The top lawmakers on the House Armed Services Committee who have received the contractor’s money since 2018 include Reps. Mike Turner (R-Ohio), Donald Norcross (D-N.J.), Elise Stefanik (R-N.Y.), Don Bacon (R-Neb.) and Joe Wilson (R-S.C.).

On the Senate side, Sen. Mark Kelly (D-Ariz.) took the most from Sentinel contractors since 2018, the report says. Sen. Jack Reed (D-R.I.), chair of the Senate Armed Services Committee, and ranking member Roger Wicker (R-Miss.) were also top recipients.

The Hill has reached out to each of the lawmakers who are mentioned in the report.

Sentinel is part of a more than $1 trillion nuclear modernization upgrade the U.S. is pushing to complete. ICBMs are one part of the nuclear triad, along with bomber planes and submarines, all three of which the Pentagon is also working to acquire new versions of.

But amid the rising costs, some critics have questioned whether ICBMs are necessary, arguing they are sitting targets without the speed or stealth benefits of bomber planes and submarines.

Rep. John Garamendi (D-Calif.) has led the calls criticizing the program on Capitol Hill, including plans to host a hearing on the issue with the Congressional Nuclear Weapons and Arms Control Working Group.

Garamendi accepted money from defense firms with Sentinel contracts since 2018, according to the new report, as has Sen. Elizabeth Warren (D-Mass.), who has also publicly criticized the program.

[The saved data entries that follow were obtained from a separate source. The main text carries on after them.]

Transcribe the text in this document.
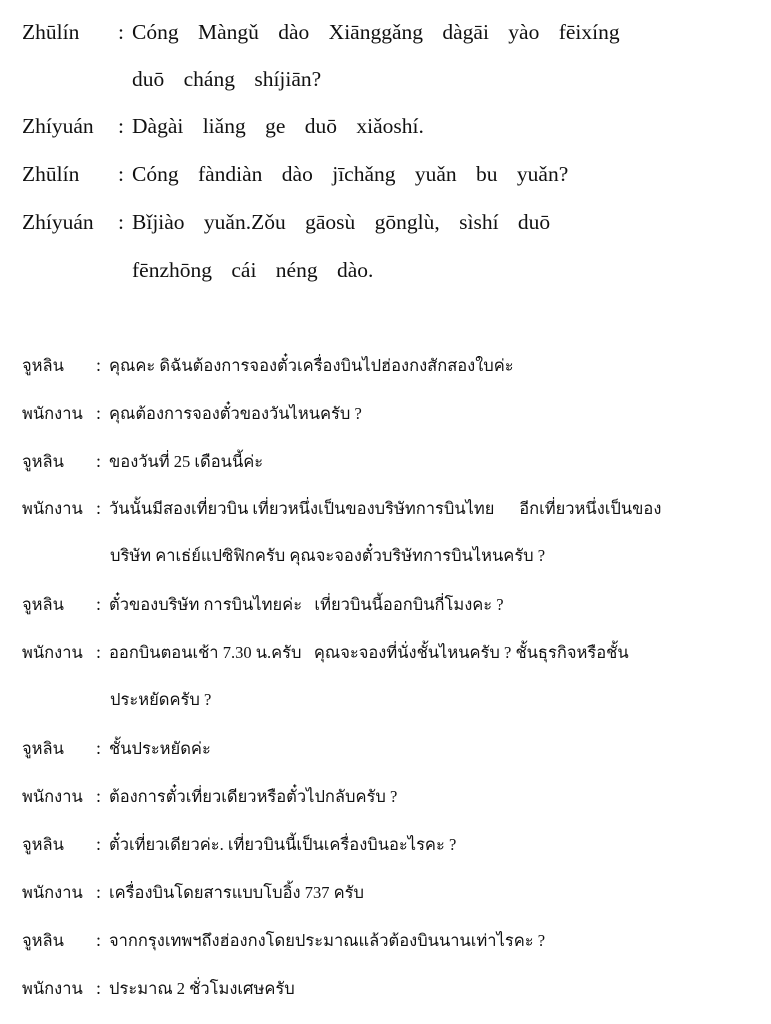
Zhūlín : Cóng Màngǔ dào Xiānggǎng dàgāi yào fēixíng
duō cháng shíjiān?
Zhíyuán : Dàgài liǎng ge duō xiǎoshí.
Zhūlín : Cóng fàndiàn dào jīchǎng yuǎn bu yuǎn?
Zhíyuán : Bǐjiào yuǎn.Zǒu gāosù gōnglù, sìshí duō
fēnzhōng cái néng dào.
จูหลิน : คุณคะ ดิฉันต้องการจองตั๋วเครื่องบินไปฮ่องกงสักสองใบค่ะ
พนักงาน : คุณต้องการจองตั๋วของวันไหนครับ ?
จูหลิน : ของวันที่ 25 เดือนนี้ค่ะ
พนักงาน : วันนั้นมีสองเที่ยวบิน เที่ยวหนึ่งเป็นของบริษัทการบินไทย      อีกเที่ยวหนึ่งเป็นของ
บริษัท คาเธ่ย์แปซิฟิกครับ คุณจะจองตั๋วบริษัทการบินไหนครับ ?
จูหลิน : ตั๋วของบริษัท การบินไทยค่ะ   เที่ยวบินนี้ออกบินกี่โมงคะ ?
พนักงาน : ออกบินตอนเช้า 7.30 น.ครับ   คุณจะจองที่นั่งชั้นไหนครับ ? ชั้นธุรกิจหรือชั้น
ประหยัดครับ ?
จูหลิน : ชั้นประหยัดค่ะ
พนักงาน : ต้องการตั๋วเที่ยวเดียวหรือตั๋วไปกลับครับ ?
จูหลิน : ตั๋วเที่ยวเดียวค่ะ. เที่ยวบินนี้เป็นเครื่องบินอะไรคะ ?
พนักงาน : เครื่องบินโดยสารแบบโบอิ้ง 737 ครับ
จูหลิน : จากกรุงเทพฯถึงฮ่องกงโดยประมาณแล้วต้องบินนานเท่าไรคะ ?
พนักงาน : ประมาณ 2 ชั่วโมงเศษครับ
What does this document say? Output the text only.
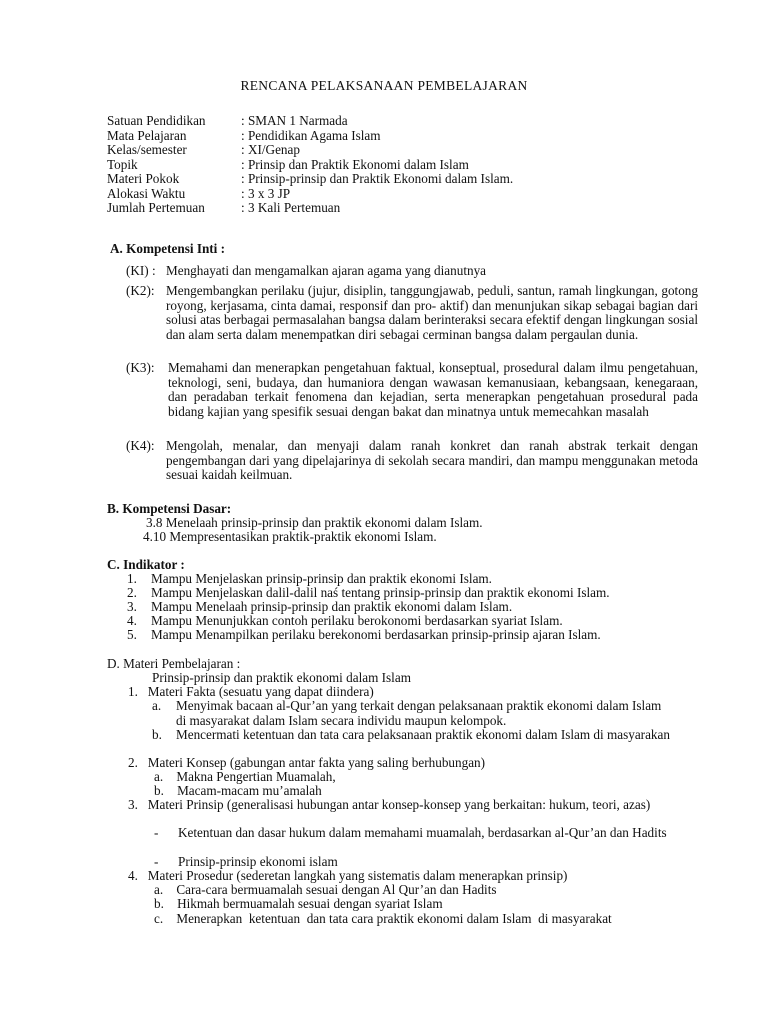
RENCANA PELAKSANAAN PEMBELAJARAN
Satuan Pendidikan	: SMAN 1 Narmada
Mata Pelajaran	: Pendidikan Agama Islam
Kelas/semester	: XI/Genap
Topik	: Prinsip dan Praktik Ekonomi dalam Islam
Materi Pokok	: Prinsip-prinsip dan Praktik Ekonomi dalam Islam.
Alokasi Waktu	: 3 x 3 JP
Jumlah Pertemuan	: 3 Kali Pertemuan
A. Kompetensi Inti :
(KI) : Menghayati dan mengamalkan ajaran agama yang dianutnya
(K2): Mengembangkan perilaku (jujur, disiplin, tanggungjawab, peduli, santun, ramah lingkungan, gotong royong, kerjasama, cinta damai, responsif dan pro- aktif) dan menunjukan sikap sebagai bagian dari solusi atas berbagai permasalahan bangsa dalam berinteraksi secara efektif dengan lingkungan sosial dan alam serta dalam menempatkan diri sebagai cerminan bangsa dalam pergaulan dunia.
(K3):	Memahami dan menerapkan pengetahuan faktual, konseptual, prosedural dalam ilmu pengetahuan, teknologi, seni, budaya, dan humaniora dengan wawasan kemanusiaan, kebangsaan, kenegaraan, dan peradaban terkait fenomena dan kejadian, serta menerapkan pengetahuan prosedural pada bidang kajian yang spesifik sesuai dengan bakat dan minatnya untuk memecahkan masalah
(K4): Mengolah, menalar, dan menyaji dalam ranah konkret dan ranah abstrak terkait dengan pengembangan dari yang dipelajarinya di sekolah secara mandiri, dan mampu menggunakan metoda sesuai kaidah keilmuan.
B. Kompetensi Dasar:
3.8 Menelaah prinsip-prinsip dan praktik ekonomi dalam Islam.
4.10 Mempresentasikan praktik-praktik ekonomi Islam.
C. Indikator :
1.	Mampu Menjelaskan prinsip-prinsip dan praktik ekonomi Islam.
2.	Mampu Menjelaskan dalil-dalil naś tentang prinsip-prinsip dan praktik ekonomi Islam.
3.	Mampu Menelaah prinsip-prinsip dan praktik ekonomi dalam Islam.
4.	Mampu Menunjukkan contoh perilaku berokonomi berdasarkan syariat Islam.
5.	Mampu Menampilkan perilaku berekonomi berdasarkan prinsip-prinsip ajaran Islam.
D. Materi Pembelajaran :
Prinsip-prinsip dan praktik ekonomi dalam Islam
1.   Materi Fakta (sesuatu yang dapat diindera)
a.	Menyimak bacaan al-Qur’an yang terkait dengan pelaksanaan praktik ekonomi dalam Islam di masyarakat dalam Islam secara individu maupun kelompok.
b.	Mencermati ketentuan dan tata cara pelaksanaan praktik ekonomi dalam Islam di masyarakan
2.   Materi Konsep (gabungan antar fakta yang saling berhubungan)
a.    Makna Pengertian Muamalah,
b.    Macam-macam mu’amalah
3.   Materi Prinsip (generalisasi hubungan antar konsep-konsep yang berkaitan: hukum, teori, azas)
-	Ketentuan dan dasar hukum dalam memahami muamalah, berdasarkan al-Qur’an dan Hadits
-	Prinsip-prinsip ekonomi islam
4.   Materi Prosedur (sederetan langkah yang sistematis dalam menerapkan prinsip)
a.    Cara-cara bermuamalah sesuai dengan Al Qur’an dan Hadits
b.    Hikmah bermuamalah sesuai dengan syariat Islam
c.    Menerapkan  ketentuan  dan tata cara praktik ekonomi dalam Islam  di masyarakat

Hartung said “an extraordinary” lobbying spree on Capitol Hill points to companies pushing for “absolutely no change” in the Sentinel program.

“In a lot of cases, it’s reinforced by the fact that the triad, in the minds of some members, is sort of sacrosanct. It’s been around for a long time,” he said. “The strategic arguments don’t fully hold up, and the economics and the money kind of create a base of support that makes it hard for the critics of Congress to make a lot of headway.”